Juliet famously mused: “What’s in a name? That which we call a rose by any other name would smell as sweet.” I humbly submit that if Juliet was in the business of selling flowers, she would have seen things a little differently. She would have realized that there is a lot “in a name.” Because if Juliet sold flowers for a living, then people all around Verona (that’s where Juliet and her paramour, Romeo, lived) would use the “name” she chose for her business to differentiate her flower business from every other flower business. In other words, they would want to know Juliet’s “trademark.”
What is a trademark? It’s a symbol, image, word, group of words, number, or sound that designates the source of origin for goods or services. A trademark tells the world “who” you are, not “what” you are. In our hypothetical twist on Shakespeare, above, Juliet would likely not simply call her store “Flower Store,” because that would not help the flower buyers of Verona remember where they bought those awesome arrangements. Instead, Juliet would want to pick a name that told the flower-buying public who she was: “Star-Crossed Bouquets,” maybe?
So how do I obtain rights in a trademark? In a lot of ways, trademark law can be counterintuitive and different from other types of “intellectual property.” For instance, to acquire patent rights, you need to file a patent application. Acquisition of trademark rights differs from copyrights, too. If you have a clever idea that can be characterized as an artistic expression, and you write it down: Bingo, you have a copyright, and you can prevent others from copying your work. You can think of the coolest trademark in the world, but to own the mark, you need to use the mark in commerce.
But aren’t there trademark registrations? Yes, there are. You can register a trademark at the state level and federal level.
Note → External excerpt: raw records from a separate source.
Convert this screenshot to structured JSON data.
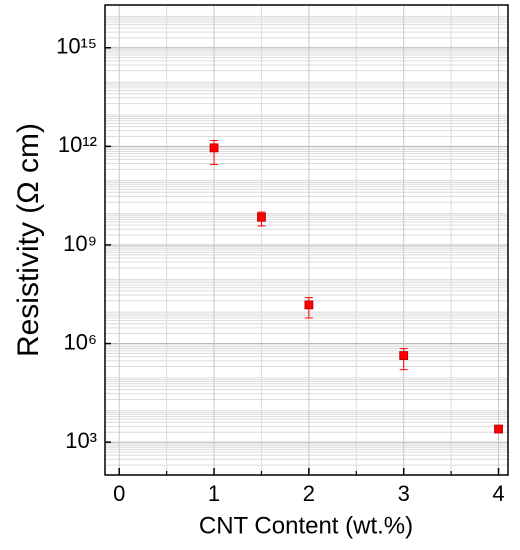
{
  "chart_data": {
    "type": "scatter",
    "x_label": "CNT Content (wt.%)",
    "y_label": "Resistivity (Ω cm)",
    "x": [
      1,
      1.5,
      2,
      3,
      4
    ],
    "series": [
      {
        "color": "#ff0000",
        "values": [
          900000000000,
          7000000000,
          15000000,
          430000,
          2500
        ],
        "error_minus": [
          620000000000,
          3200000000,
          9000000,
          270000,
          300
        ],
        "error_plus": [
          600000000000,
          3000000000,
          10000000,
          270000,
          300
        ]
      }
    ],
    "xlim": [
      -0.15,
      4.1
    ],
    "xticks": [
      0,
      1,
      2,
      3,
      4
    ],
    "ylim": [
      100,
      20000000000000000
    ],
    "y_scale": "log",
    "yticks": [
      {
        "value": 1000,
        "label": "10³"
      },
      {
        "value": 1000000,
        "label": "10⁶"
      },
      {
        "value": 1000000000,
        "label": "10⁹"
      },
      {
        "value": 1000000000000,
        "label": "10¹²"
      },
      {
        "value": 1000000000000000,
        "label": "10¹⁵"
      }
    ],
    "grid": true
  }
}
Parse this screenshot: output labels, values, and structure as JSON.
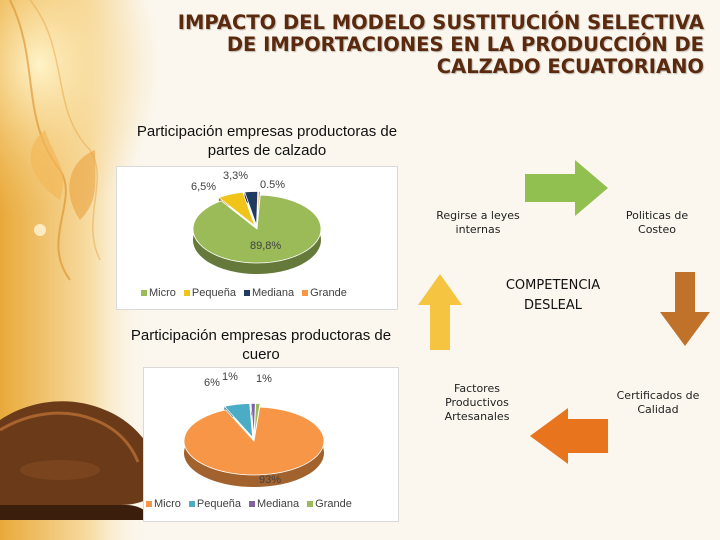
{
  "slide": {
    "title_lines": [
      "IMPACTO DEL MODELO SUSTITUCIÓN SELECTIVA",
      "DE IMPORTACIONES EN LA PRODUCCIÓN DE",
      "CALZADO ECUATORIANO"
    ]
  },
  "chart_data": [
    {
      "type": "pie",
      "title_lines": [
        "Participación empresas productoras de",
        "partes de calzado"
      ],
      "categories": [
        "Micro",
        "Pequeña",
        "Mediana",
        "Grande"
      ],
      "values": [
        89.8,
        6.5,
        3.3,
        0.5
      ],
      "labels": [
        "89,8%",
        "6,5%",
        "3,3%",
        "0.5%"
      ],
      "colors": [
        "#9bbb59",
        "#f0c419",
        "#1f3b60",
        "#f79646"
      ],
      "legend": "bottom",
      "three_d": true
    },
    {
      "type": "pie",
      "title_lines": [
        "Participación empresas productoras de",
        "cuero"
      ],
      "categories": [
        "Micro",
        "Pequeña",
        "Mediana",
        "Grande"
      ],
      "values": [
        93,
        6,
        1,
        1
      ],
      "labels": [
        "93%",
        "6%",
        "1%",
        "1%"
      ],
      "colors": [
        "#f79646",
        "#4bacc6",
        "#8064a2",
        "#9bbb59"
      ],
      "legend": "bottom",
      "three_d": true
    }
  ],
  "cycle": {
    "center_lines": [
      "COMPETENCIA",
      "DESLEAL"
    ],
    "items": [
      {
        "lines": [
          "Regirse a leyes",
          "internas"
        ]
      },
      {
        "lines": [
          "Politicas de",
          "Costeo"
        ]
      },
      {
        "lines": [
          "Certificados de",
          "Calidad"
        ]
      },
      {
        "lines": [
          "Factores",
          "Productivos",
          "Artesanales"
        ]
      }
    ],
    "arrow_colors": [
      "#92c050",
      "#c0712a",
      "#e8741e",
      "#f5c542"
    ]
  }
}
And though registration offers benefits, the registration of a trademark does not confer substantive rights on the user, and you can infringe upon someone else’s unregistered trademark.
To help avoid a claim of infringement, you should always conduct a full trademark search before you use the mark in commerce. Words of caution: A “Google search” is not a full trademark search. A search of the United States Patent and Trademark Office database is not a full trademark search (but it is a good start). Instead, there are search firms that specialize in full trademark searches. They will search federal and state databases, in addition to hundreds of other sources, to determine if there are other potentially confusingly similar trademarks in use that may pose a risk to your appropriation of a trademark for use in commerce. That way, you can keep your roses smelling sweet.